The necessity of long messages can often lead to a cumbersome or unreadable coding style. Perl has several options that may prevent you from writing unreadable code, and xgettext does its best to do likewise. This is where the dot operator (the string concatenation operator) may come in handy:

print gettext ("This is a very long"
               . " message that is still"
               . " readable, because"
               . " it is split into"
               . " multiple lines.\n");

Perl is smart enough to concatenate these constant string fragments into one long string at compile time, and so is xgettext. You will only find one long message in the resulting POT file.

Note that the future Perl 6 will probably use the underscore (‘_’) as the string concatenation operator, and the dot (‘.’) for dereferencing. This new syntax is not yet supported by xgettext.
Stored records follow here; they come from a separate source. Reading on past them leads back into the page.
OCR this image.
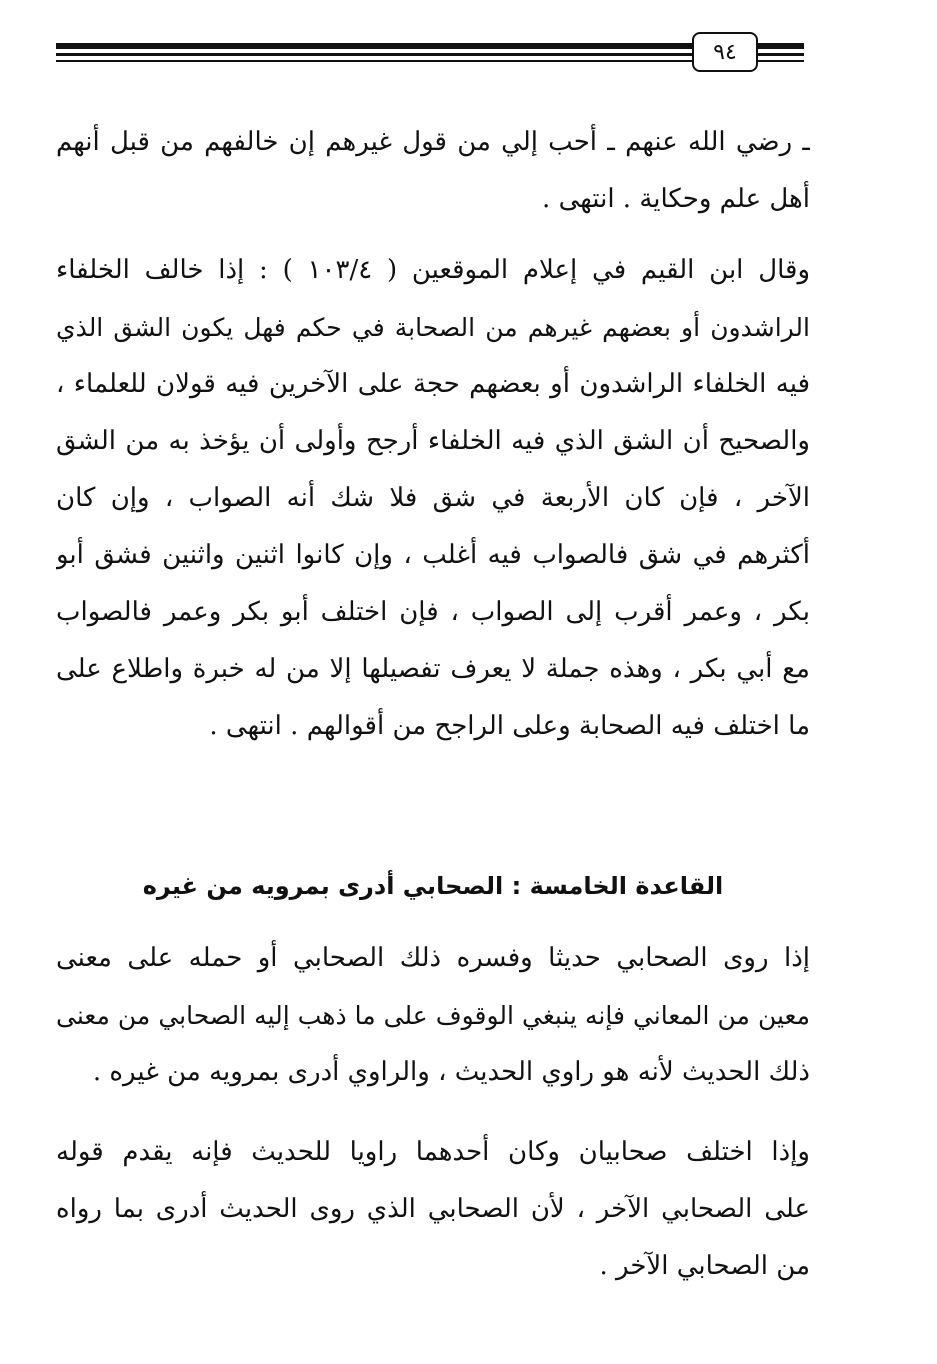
٩٤
ـ رضي الله عنهم ـ أحب إلي من قول غيرهم إن خالفهم من قبل أنهم
أهل علم وحكاية . انتهى .
وقال ابن القيم في إعلام الموقعين ( ١٠٣/٤ ) : إذا خالف الخلفاء
الراشدون أو بعضهم غيرهم من الصحابة في حكم فهل يكون الشق الذي
فيه الخلفاء الراشدون أو بعضهم حجة على الآخرين فيه قولان للعلماء ،
والصحيح أن الشق الذي فيه الخلفاء أرجح وأولى أن يؤخذ به من الشق
الآخر ، فإن كان الأربعة في شق فلا شك أنه الصواب ، وإن كان
أكثرهم في شق فالصواب فيه أغلب ، وإن كانوا اثنين واثنين فشق أبو
بكر ، وعمر أقرب إلى الصواب ، فإن اختلف أبو بكر وعمر فالصواب
مع أبي بكر ، وهذه جملة لا يعرف تفصيلها إلا من له خبرة واطلاع على
ما اختلف فيه الصحابة وعلى الراجح من أقوالهم . انتهى .
القاعدة الخامسة : الصحابي أدرى بمرويه من غيره
إذا روى الصحابي حديثا وفسره ذلك الصحابي أو حمله على معنى
معين من المعاني فإنه ينبغي الوقوف على ما ذهب إليه الصحابي من معنى
ذلك الحديث لأنه هو راوي الحديث ، والراوي أدرى بمرويه من غيره .
وإذا اختلف صحابيان وكان أحدهما راويا للحديث فإنه يقدم قوله
على الصحابي الآخر ، لأن الصحابي الذي روى الحديث أدرى بما رواه
من الصحابي الآخر .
If embedded newline characters are not an issue, or even desired, you may also insert newline characters inside quoted strings wherever you feel like it:

print gettext ("<em>In HTML output
embedded newlines are generally no
problem, since adjacent whitespace
is always rendered into a single
space character.</em>");

You may also consider to use here documents:

print gettext <<EOF;
<em>In HTML output
embedded newlines are generally no
problem, since adjacent whitespace
is always rendered into a single
space character.</em>
EOF

Please do not forget that the line breaks are real, i.e. they translate into newline characters that will consequently show up in the resulting POT file.